Benedict Lake itself feels somewhat like a flooded marsh. Fortunately for those looking for a more alpine experience, both Three-Island and Rock Slide Lake do not disappoint. Perched right at tree line, both lakes offer a pleasant variety of shoreline real estate from shaded camps in the trees to sloping alpine meadows beneath talus cirques. The Ingleborg divide above Rock Slide lake connects to the Middle Fork of the Boise River to the Spangle Lakes adventure.
Hiking distances and ascents are as follows:
Note that the surrounding ridges are very gentle by Sawtooth standards so it is quite easy to explore the open and uncomplicated terrain, or climb over the southern divide to Low Pass, Confusion, and Surprise Lakes.

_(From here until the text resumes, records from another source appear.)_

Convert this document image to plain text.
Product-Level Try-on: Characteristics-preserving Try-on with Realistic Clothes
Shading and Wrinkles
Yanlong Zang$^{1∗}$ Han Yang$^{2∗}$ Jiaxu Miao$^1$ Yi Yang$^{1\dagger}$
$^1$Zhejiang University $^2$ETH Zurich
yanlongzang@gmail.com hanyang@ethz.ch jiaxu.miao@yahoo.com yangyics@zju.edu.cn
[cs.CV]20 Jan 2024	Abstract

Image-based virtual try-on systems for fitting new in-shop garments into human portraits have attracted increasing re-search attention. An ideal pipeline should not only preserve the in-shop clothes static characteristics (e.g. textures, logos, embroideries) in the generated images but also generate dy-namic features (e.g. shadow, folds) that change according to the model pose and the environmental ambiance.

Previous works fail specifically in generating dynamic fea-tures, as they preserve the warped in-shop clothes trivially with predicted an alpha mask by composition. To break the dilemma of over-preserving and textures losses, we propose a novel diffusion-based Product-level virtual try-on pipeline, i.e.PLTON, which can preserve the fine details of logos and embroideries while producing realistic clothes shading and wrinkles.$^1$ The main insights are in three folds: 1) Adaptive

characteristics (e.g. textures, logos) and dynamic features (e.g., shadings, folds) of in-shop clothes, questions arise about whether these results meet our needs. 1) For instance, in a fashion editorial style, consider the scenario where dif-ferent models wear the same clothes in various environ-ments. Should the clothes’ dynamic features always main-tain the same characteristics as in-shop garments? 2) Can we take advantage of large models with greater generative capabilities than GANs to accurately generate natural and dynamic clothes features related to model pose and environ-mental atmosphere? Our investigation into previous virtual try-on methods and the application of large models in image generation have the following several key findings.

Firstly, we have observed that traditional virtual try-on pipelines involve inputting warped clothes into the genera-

The east side of Peak 9,798 has a chiseled granite face that looks like it might offer a few easy one- to two-pitch slab and corner routes. Otherwise, climbers will have to get creative with the vertical terrain found on the north face of Peak 9,930 or Point 9,610, an extension of the Plummer Peak ridgeline.
The Benedict Lake trail connects over the Ingleborg Divide to Ingleborg and Spangle Lakes in the Middle Fork of the Boise River drainage.
Most of the trail lies within the Sawtooth Wilderness. Please observe the following regulations:
• Mountain bikes are not allowed past the wilderness boundary.
• Self administered wilderness permits are required and available at the trailhead.
• Dogs must be on a leash between July 1 and Labor Day
• Camp 100-feet from trails, lakes and streams
• Pack out all garbage.
• Human waste should be buried in a cat hole 6-8 inches deep, buried and well disguised. Pack out all toilet paper.
• Campfires allowed ONLY in a backcountry pan or fire blanket
• Campfires are NOT allowed at some lakes and in some drainages in the Sawtooths. Please review the campfire restrictions at individual trailheads.
• Permits required for all stock use in the wilderness. No grazing allowed in the Salmon River watershed (This includes the Alpine Lake drainage)
• No equine stock at Edith Lake. ALL stock prohibited in the Goat Creek and Alpine Creek (Alturas Lake) drainages.